Stuffing, filling, or dressing is an edible mixture, often composed of herbs and a starch such as bread, used to fill a cavity in the preparation of another food item. Many foods may be stuffed, including poultry, seafood, and vegetables. As a cooking technique stuffing helps retain moisture, while the mixture itself serves to augment and absorb flavors during its preparation.
Poultry stuffing often consists of breadcrumbs, onion, celery, spices, and herbs such as sage, combined with the giblets. Additions in the United Kingdom include dried fruits and nuts (such as apricots and flaked almonds), and chestnuts.
It is not known when stuffings were first used. The earliest documentary evidence is the Roman cookbook, Apicius De Re Coquinaria, which contains recipes for stuffed chicken, dormouse, hare, and pig. Most of the stuffings described consist of vegetables, herbs and spices, nuts, and spelt (a cereal), and frequently contain chopped liver, brains, and other organ meat.[unreliable source?]
In addition to stuffing the body cavity of animals, including birds, fish, and mammals, various cuts of meat may be stuffed after they have been deboned or a pouch has been cut into them. Recipes include stuffed chicken legs, stuffed pork chops, stuffed breast of veal, as well as the traditional holiday stuffed turkey or goose.
Many types of vegetables are also suitable for stuffing, after their seeds or flesh has been removed. Tomatoes, capsicums (sweet or hot peppers), vegetable marrows (e.g., zucchini) may be prepared in this way. Cabbages and similar vegetables can also be stuffed or wrapped around a filling. They are usually blanched first, in order to make their leaves more pliable. Then, the interior may be replaced by stuffing, or small amounts of stuffing may be inserted between the individual leaves.
Purportedly ancient Roman, or else Medieval, cooks developed engastration recipes, stuffing animals with other animals. An anonymous Andalusian cookbook from the 13th century includes a recipe for a ram stuffed with small birds. A similar recipe for a camel stuffed with sheep stuffed with bustards stuffed with carp stuffed with eggs is mentioned in T.C. Boyle's book Water Music. Multi-bird-stuffed dishes such as the turducken or gooducken are contemporary variations.
Almost anything can serve as a stuffing. Many Anglo-American stuffings contain bread or cereals, usually together with vegetables, herbs and spices, and eggs. Middle Eastern vegetable stuffings may be based on seasoned rice, on minced meat, or a combination thereof. Other stuffings may contain only vegetables and herbs. Some types of stuffing contain sausage meat, or forcemeat, while vegetarian stuffings sometimes contain tofu. Roast pork is often accompanied by sage and onion stuffing in England; roast poultry in a Christmas dinner may be stuffed with sweet chestnuts. Oysters are used in one traditional stuffing for Thanksgiving. These may also be combined with mashed potatoes, for a heavy stuffing. Fruits and dried fruits can be added to stuffing including apples, apricots, dried prunes, and raisins. In England, a stuffing is sometimes made of minced pork shoulder seasoned with various ingredients, sage, onion, bread, chestnuts, dried apricots, dried cranberries etc. The stuffing mixture may be cooked separately and served as a side dish. This may still be called stuffing or it may be called dressing.

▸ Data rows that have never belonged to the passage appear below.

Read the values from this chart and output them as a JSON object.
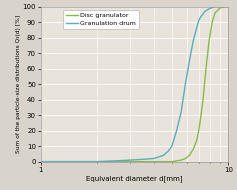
{
  "title": "",
  "xlabel": "Equivalent diameter d[mm]",
  "ylabel": "Sum of the particle-size distributions Q₃(d) [%]",
  "xlim": [
    1,
    10
  ],
  "ylim": [
    0,
    100
  ],
  "legend": [
    "Disc granulator",
    "Granulation drum"
  ],
  "line_colors": [
    "#8db84a",
    "#5aacbe"
  ],
  "background_color": "#d8d4cc",
  "plot_bg_color": "#e8e4dc",
  "grid_color": "#ffffff",
  "disc_granulator_x": [
    1.0,
    1.2,
    1.5,
    2.0,
    2.5,
    3.0,
    3.5,
    4.0,
    4.5,
    5.0,
    5.3,
    5.6,
    5.9,
    6.2,
    6.5,
    6.8,
    7.0,
    7.3,
    7.6,
    7.9,
    8.2,
    8.5,
    9.0,
    9.5,
    10.0
  ],
  "disc_granulator_y": [
    0,
    0,
    0,
    0,
    0,
    0,
    0,
    0,
    0,
    0,
    0.5,
    1.0,
    2.0,
    4.0,
    8.0,
    14.0,
    22.0,
    38.0,
    60.0,
    78.0,
    90.0,
    96.0,
    99.0,
    100.0,
    100.0
  ],
  "granulation_drum_x": [
    1.0,
    1.5,
    2.0,
    2.5,
    3.0,
    3.5,
    4.0,
    4.5,
    4.8,
    5.0,
    5.3,
    5.6,
    5.9,
    6.2,
    6.5,
    6.8,
    7.0,
    7.5,
    8.0,
    8.5,
    9.0,
    9.5,
    10.0
  ],
  "granulation_drum_y": [
    0,
    0,
    0,
    0.5,
    1.0,
    1.5,
    2.0,
    4.0,
    7.0,
    10.0,
    20.0,
    32.0,
    50.0,
    65.0,
    78.0,
    87.0,
    92.0,
    97.0,
    99.0,
    100.0,
    100.0,
    100.0,
    100.0
  ],
  "yticks": [
    0,
    10,
    20,
    30,
    40,
    50,
    60,
    70,
    80,
    90,
    100
  ],
  "xticks": [
    1,
    10
  ]
}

The United States Department of Agriculture (USDA) states that cooking animals with a body cavity filled with stuffing can present potential food safety issues. These can occur because when the meat reaches a safe temperature, the stuffing inside can still harbor bacteria (and if the meat is cooked until the stuffing reaches a safe temperature, the meat may be overcooked). For turkeys, for instance, the USDA recommends cooking stuffing separately from the bird and not buying pre-stuffed birds.